Sebagai badan hukum perusahaan mempunyai hak dan kewajiban legal, tapi tidak
dengan sendirinya berarti perusahan juga mempunyai hak dan kewajiban moral.
De George
membedakan dua macam pandangan mengenai status perusahaan.
a. Pertama,
pandangan legal-creator, yang melihat perusahaan sebagai sepenuhnya ciptaan hukum,
dan karena itu ada hanya berdasarkan hukum.
Menurut panangan ini, perusahaan diciptakan oleh negara dan tidak
mungkin ada tanpa negara. Negara dan hukum sendiri adalah ciptaan masyarakat,
maka perusahaan juga adalah ciptaan masyarakat. Maka, jika perusahaan tidak
lagi berguna bagi masyarakat, masyarakat bisa saja mengubah atau meniaakannya.
b. Kedua,
pandangan legal-recognition yang tidak memusatkan perhtian paa status legal
perusahaan melainkan pada perusahaan sebagai suatu usaha bebas dan produktif.
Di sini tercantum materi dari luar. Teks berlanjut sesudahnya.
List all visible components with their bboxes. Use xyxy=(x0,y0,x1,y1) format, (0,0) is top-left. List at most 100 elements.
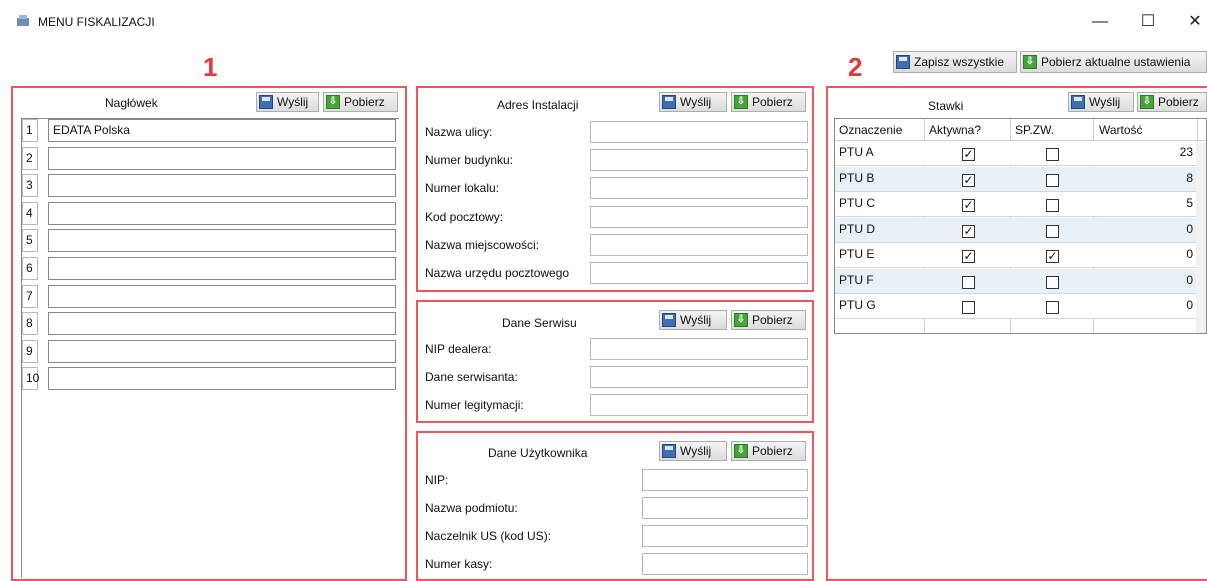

Menurut pandangan ini, perusahaan terbentuk oleh orang atau kelompok orang
tertentu untuk melakukan kegiatan tertentu dengan cara tertentu seara bebas
demi kepentingna orang atau orang-orang tadi. Dalam hal ini, perusahaan tidak
dibentuk oleh negara. Negara hanya mendaftarkan, mengakui dan mensahkan
perusahaan itu berdasarkan hukum tertentu. Ini sekaligus juga berarti
perusahaan bukan organisasi bentukan masyarakat.
Berdasarkan
pemahaman mengenai status perusahaan diatas, dapat disimpulkan bahwa perusahaan
memang punya tanggung jawab, tetapi hanya terbatas pada tanggung jawab legal,
yaitu tanggung jawab memenuhi aturan hukum yang ada. Hanya ini tanggung jawab
perusahaan, karena perusahaan memang dibangun atas dasar hukum untuk
kepentingan pendiri dan bukan untuk pertama-tama melayani masyarakat.
Secara lebih
tegas itu berarti, berdasarkan pemahaman mengenai status perusahaan diatas, jelas bahwa
perusahaan tidak punya tanggung jawab moral dan sosial. Pertama, karena
perusahaan bukanlah moral person yang punya akal budi dan kemauan
bebas dalam bertindak. Kedua, kaitan dengan pandangan legal-recognition, perusahaan dibangun oleh orang atau kelompok
orang tertentu untuk kepentingannya dan bukan untuk melayani kepentingan
masyarakat. Karena itu pada dasarnya perusahaan tidak punya tanggung jawab
moral dan sosial.
Lebih dari itu,
tidak sepenuhnya benar kalau dikatakan bahwa perusahaan hanyalah badan hukum
dan bukan pribadi moral, maka perusahaan tidak punya tanggung jawab
sosial-moral. Tidak benar bahwa perusahaan hanya punya tanggung jawab legal.
Sebabnya:
a. Pertama,
sebagaimana dikatakan Friedma, dalam arti tertentu perusahaan adalah pribadi
artifisial. Ini terutama karna perusahaan terdiri dari manusia. Perusahaan
adalah lembaga atau organisasi manusia yang kegiatannya diputuskan,
direncanakan, dan dijalankan oleh manusia. Atas dasar ini, sangat sah untuk
mengatakan bahwa perusahaan bukanlah pribadi moral dalam arti sepenuh-penuhnya,
ia tetap merupakan pribadi moral artifisial.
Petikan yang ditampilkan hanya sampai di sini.